Not long ago, conversations about child safety, especially those involving personal boundaries, were largely absent from many Jewish homes and classrooms. The silence was not born of indifference, but of discomfort, uncertainty, and a deep desire to preserve childhood innocence.
Parents wanted to protect their children. They just weren’t sure how to begin.
For years, the prevailing assumption was that speaking to young children about personal safety might frighten them or expose them to concepts they were not ready to process. And yet, as awareness slowly grew about the realities children can face, even within familiar environments, it became clear that silence carried its own risks.
One of the most important realizations to emerge over time is this: children do not need to be frightened in order to be empowered.
In fact, the most effective safety education often looks surprisingly gentle.
Rather than dramatic warnings, it can take the form of calm, age-appropriate conversations woven into everyday life. A parent helping a child get dressed, a discussion before a doctor’s visit, a reminder during swim time—these ordinary moments can become opportunities to build a child’s awareness of their own body, their boundaries, and their voice.
These conversations don’t need to feel forced or dramatic; ordinary daily interactions can naturally become opportunities to build a child’s lifelong awareness of personal safety.
Those involved in developing early resources for these conversations have witnessed this shift firsthand, watching as what once felt like unfamiliar territory gradually became part of the broader educational landscape in Jewish homes and classrooms.

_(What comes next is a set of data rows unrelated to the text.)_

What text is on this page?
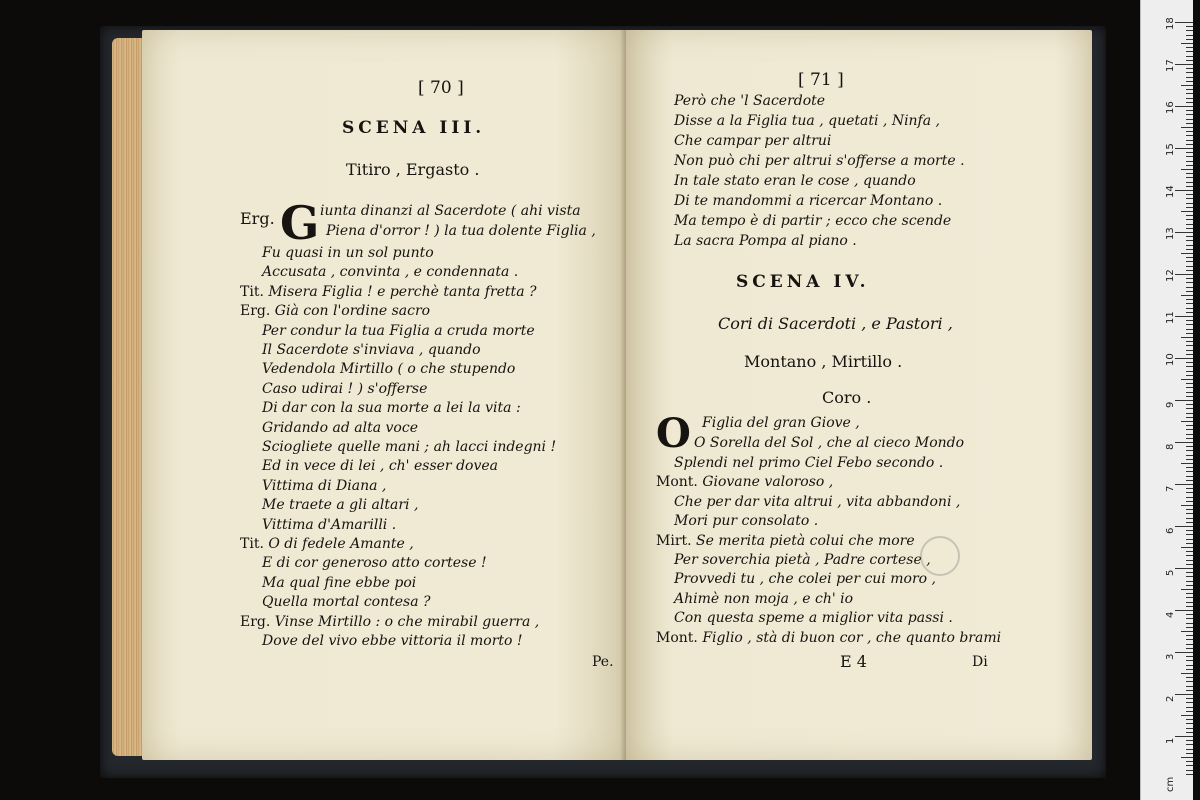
[ 70 ]
SCENA III.
Titiro , Ergasto .
G
Erg.	iunta dinanzi al Sacerdote ( ahi vista
Piena d'orror ! ) la tua dolente Figlia ,
Fu quasi in un sol punto
Accusata , convinta , e condennata .
Tit. Misera Figlia ! e perchè tanta fretta ?
Erg. Già con l'ordine sacro
Per condur la tua Figlia a cruda morte
Il Sacerdote s'inviava , quando
Vedendola Mirtillo ( o che stupendo
Caso udirai ! ) s'offerse
Di dar con la sua morte a lei la vita :
Gridando ad alta voce
Sciogliete quelle mani ; ah lacci indegni !
Ed in vece di lei , ch' esser dovea
Vittima di Diana ,
Me traete a gli altari ,
Vittima d'Amarilli .
Tit. O di fedele Amante ,
E di cor generoso atto cortese !
Ma qual fine ebbe poi
Quella mortal contesa ?
Erg. Vinse Mirtillo : o che mirabil guerra ,
Dove del vivo ebbe vittoria il morto !
Pe.
[ 71 ]
Però che 'l Sacerdote
Disse a la Figlia tua , quetati , Ninfa ,
Che campar per altrui
Non può chi per altrui s'offerse a morte .
In tale stato eran le cose , quando
Di te mandommi a ricercar Montano .
Ma tempo è di partir ; ecco che scende
La sacra Pompa al piano .
SCENA IV.
Cori di Sacerdoti , e Pastori ,
Montano , Mirtillo .
Coro .
O Figlia del gran Giove ,
O Sorella del Sol , che al cieco Mondo
Splendi nel primo Ciel Febo secondo .
Mont. Giovane valoroso ,
Che per dar vita altrui , vita abbandoni ,
Mori pur consolato .
Mirt. Se merita pietà colui che more
Per soverchia pietà , Padre cortese ,
Provvedi tu , che colei per cui moro ,
Ahimè non moja , e ch' io
Con questa speme a miglior vita passi .
Mont. Figlio , stà di buon cor , che quanto brami
E 4	Di
18
17
16
15
14
13
12
11
10
9
8
7
6
5
4
3
2
1
cm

Another important shift has been the understanding that safety education is not a one-time conversation, but an ongoing process. Just as we revisit other areas of health and wellbeing as our children grow, personal safety can be addressed in small, thoughtful increments, with language that evolves alongside a child’s maturity.
Experts increasingly emphasize that even very young children can begin learning simple, foundational ideas: that their bodies are their own, that certain areas are private, and that they can speak up if something doesn’t feel right. These messages, when delivered with warmth and clarity, do not burden children; they strengthen them.
Perhaps most significantly, communities have begun to recognize that these conversations are not in conflict with our values, but an expression of them.
Teaching children to respect their bodies and trust their inner sense of discomfort aligns deeply with a broader commitment to dignity, responsibility, and care for one another. Protecting children is not only about responding to danger; it is about equipping them, in age-appropriate ways, with the tools they need to navigate the world safely.
Today, something has shifted.
Parents, educators, and mental health professionals are increasingly working together to create resources that make these conversations more accessible. What once felt daunting is becoming more natural.
Safeguarding children begins not with fear, but with clarity and gentle, open communication.
By giving children simple language, by inviting their questions, and by reassuring them that they can always come to us, we are protecting them and strengthening their sense of self, helping to build a culture where safety, trust, and dignity are paramount.